Our liking of food and the reward system involved with hyper-palatability is believed to involve a combination of brain regions (shown in Figure 1) involved in the regulation of emotion, decision making, and impulse control: the hypothalamus, nucleus accumbens, amygdala, anterior insula, caudate nucleus, and orbitofrontal cortex (OFC). These regions react in response to numerous gut hormones produced in the stomach, small intestine, pancreas, and colon, as well as visual and olfactory (smell) cues.
For instance, glucagon-like peptide 1 (GLP-1) and peptide YY (PYY) are secreted by cells within the ileum (end portion of the small intestine) and within the colon in response to food, especially carbohydrates and fats. Infusion of GLP-1 reduces energy intake in both lean and overweight individuals, an effect believed to be caused at least partly by GLP-1 affecting the hypothalamus and caudate brain regions. Infusion of PYY has also been shown to reduce food intake and hunger in lean and obese people.
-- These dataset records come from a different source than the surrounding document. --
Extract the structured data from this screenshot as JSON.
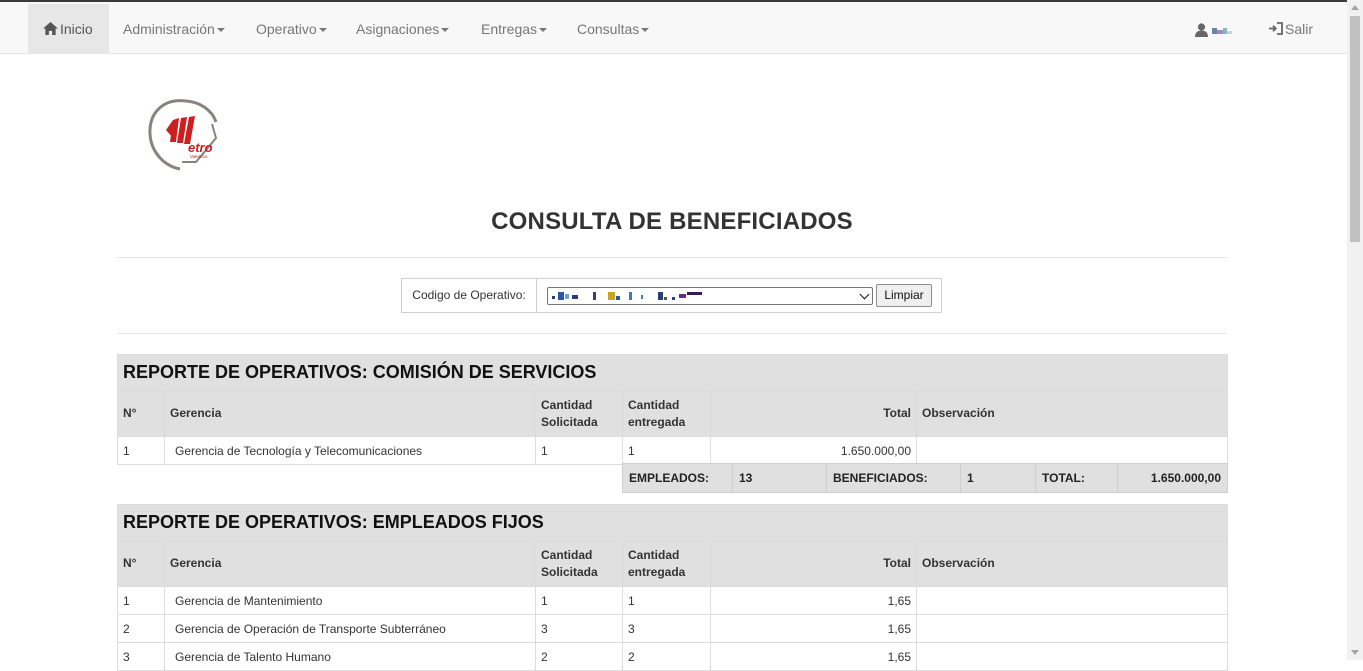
{
  "navbar": {
    "home": "Inicio",
    "menus": [
      "Administración",
      "Operativo",
      "Asignaciones",
      "Entregas",
      "Consultas"
    ],
    "logout": "Salir"
  },
  "page": {
    "title": "CONSULTA DE BENEFICIADOS"
  },
  "filter": {
    "label": "Codigo de Operativo:",
    "clear_button": "Limpiar"
  },
  "columns": {
    "num": "N°",
    "gerencia": "Gerencia",
    "solicitada": "Cantidad Solicitada",
    "entregada": "Cantidad entregada",
    "total": "Total",
    "observacion": "Observación"
  },
  "report1": {
    "title": "REPORTE DE OPERATIVOS: COMISIÓN DE SERVICIOS",
    "rows": [
      {
        "num": "1",
        "gerencia": "Gerencia de Tecnología y Telecomunicaciones",
        "solicitada": "1",
        "entregada": "1",
        "total": "1.650.000,00",
        "observacion": ""
      }
    ],
    "summary": {
      "empleados_label": "EMPLEADOS:",
      "empleados": "13",
      "beneficiados_label": "BENEFICIADOS:",
      "beneficiados": "1",
      "total_label": "TOTAL:",
      "total": "1.650.000,00"
    }
  },
  "report2": {
    "title": "REPORTE DE OPERATIVOS: EMPLEADOS FIJOS",
    "rows": [
      {
        "num": "1",
        "gerencia": "Gerencia de Mantenimiento",
        "solicitada": "1",
        "entregada": "1",
        "total": "1,65",
        "observacion": ""
      },
      {
        "num": "2",
        "gerencia": "Gerencia de Operación de Transporte Subterráneo",
        "solicitada": "3",
        "entregada": "3",
        "total": "1,65",
        "observacion": ""
      },
      {
        "num": "3",
        "gerencia": "Gerencia de Talento Humano",
        "solicitada": "2",
        "entregada": "2",
        "total": "1,65",
        "observacion": ""
      }
    ]
  },
  "logo": {
    "text": "etro",
    "subtext": "Valencia"
  },
  "icons": {
    "home": "home-icon",
    "user": "user-icon",
    "logout": "logout-icon"
  }
}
While there has been a tremendous amount of research investigating how these and other gut hormones impact the brain’s regulation of appetite, emerging research suggests that not all potential brain modulators are made by us. One massive part of the digestive system that may influence satiety is the gut microbiome. Evidence in rodents suggests that resistant starch (a type of fermentable fiber) supplementation influences appetite through effects on gene expression and the brain. Similar findings have also been observed with the fibers beta-glucan and inulin.
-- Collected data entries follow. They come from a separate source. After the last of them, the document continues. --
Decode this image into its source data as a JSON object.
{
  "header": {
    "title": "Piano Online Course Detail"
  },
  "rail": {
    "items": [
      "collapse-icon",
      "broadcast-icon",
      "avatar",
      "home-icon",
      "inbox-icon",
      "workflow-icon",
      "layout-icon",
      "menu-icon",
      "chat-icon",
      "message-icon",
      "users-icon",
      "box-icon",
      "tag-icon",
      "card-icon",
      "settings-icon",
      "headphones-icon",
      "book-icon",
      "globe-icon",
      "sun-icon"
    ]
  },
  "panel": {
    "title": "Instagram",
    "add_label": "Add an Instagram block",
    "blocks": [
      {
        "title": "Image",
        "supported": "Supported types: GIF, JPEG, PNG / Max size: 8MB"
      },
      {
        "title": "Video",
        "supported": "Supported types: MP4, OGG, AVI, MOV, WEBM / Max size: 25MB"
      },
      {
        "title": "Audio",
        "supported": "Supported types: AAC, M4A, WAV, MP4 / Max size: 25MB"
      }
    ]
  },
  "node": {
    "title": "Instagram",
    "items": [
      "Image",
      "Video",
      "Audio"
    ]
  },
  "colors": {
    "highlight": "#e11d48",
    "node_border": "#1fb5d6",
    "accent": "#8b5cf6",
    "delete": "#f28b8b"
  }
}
References: Berridge, K. Physiol Behav. 2009 Jul. and Smith, K, et al. Behav Brain Res. 2009 Jan.
What the above fibers all have in common is that they are metabolized by the gut microbiome, producing short-chain fatty acids (SCFAs) as a byproduct. The primary SCFAs are acetate, propionate, and butyrate. Preliminary animal research suggests that circulating acetate crosses the blood-brain barrier to directly influence appetite regulation centers. Additionally, the SCFAs have been shown to promote the release of several gut hormones that promote satiety through their influence on the brain.
Recently, human research has shown that delivering propionate directly to the colon increases the secretion of PYY and GLP-1 and reduces energy intake at a buffet meal. It also significantly reduced weight gain over a 24-week supplementation period. This was done with an inulin-propionate ester (IPE), whereby propionate is bonded by an ester linkage to inulin, a carrier molecule. The ester linkage is broken down by the gut bacteria, which results in the delivery of propionate directly to the colon.
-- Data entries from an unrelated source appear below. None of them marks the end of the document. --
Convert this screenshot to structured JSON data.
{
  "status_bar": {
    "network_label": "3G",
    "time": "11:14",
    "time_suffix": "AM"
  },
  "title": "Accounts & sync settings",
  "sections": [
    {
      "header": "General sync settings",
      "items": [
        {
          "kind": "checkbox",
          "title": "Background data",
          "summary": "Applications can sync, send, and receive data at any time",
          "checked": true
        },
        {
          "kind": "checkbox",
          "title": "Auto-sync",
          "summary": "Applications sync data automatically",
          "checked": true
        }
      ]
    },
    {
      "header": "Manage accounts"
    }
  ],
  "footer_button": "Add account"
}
The study under review was a follow-up to the above IPE research. It sought to examine the effect of an acute increase in colonic propionate production on energy intake and brain regions involved with reward processing and eating.
Satiety and food reward are an intricate dance between numerous gut hormones, the gut microbiome, and the brain. Previous research has shown that increasing the amount of the short-chain fatty acid propionate in the human colon reduces weight and appetite. The current study sought to examine how increasing propionate influences energy intake and brain activity.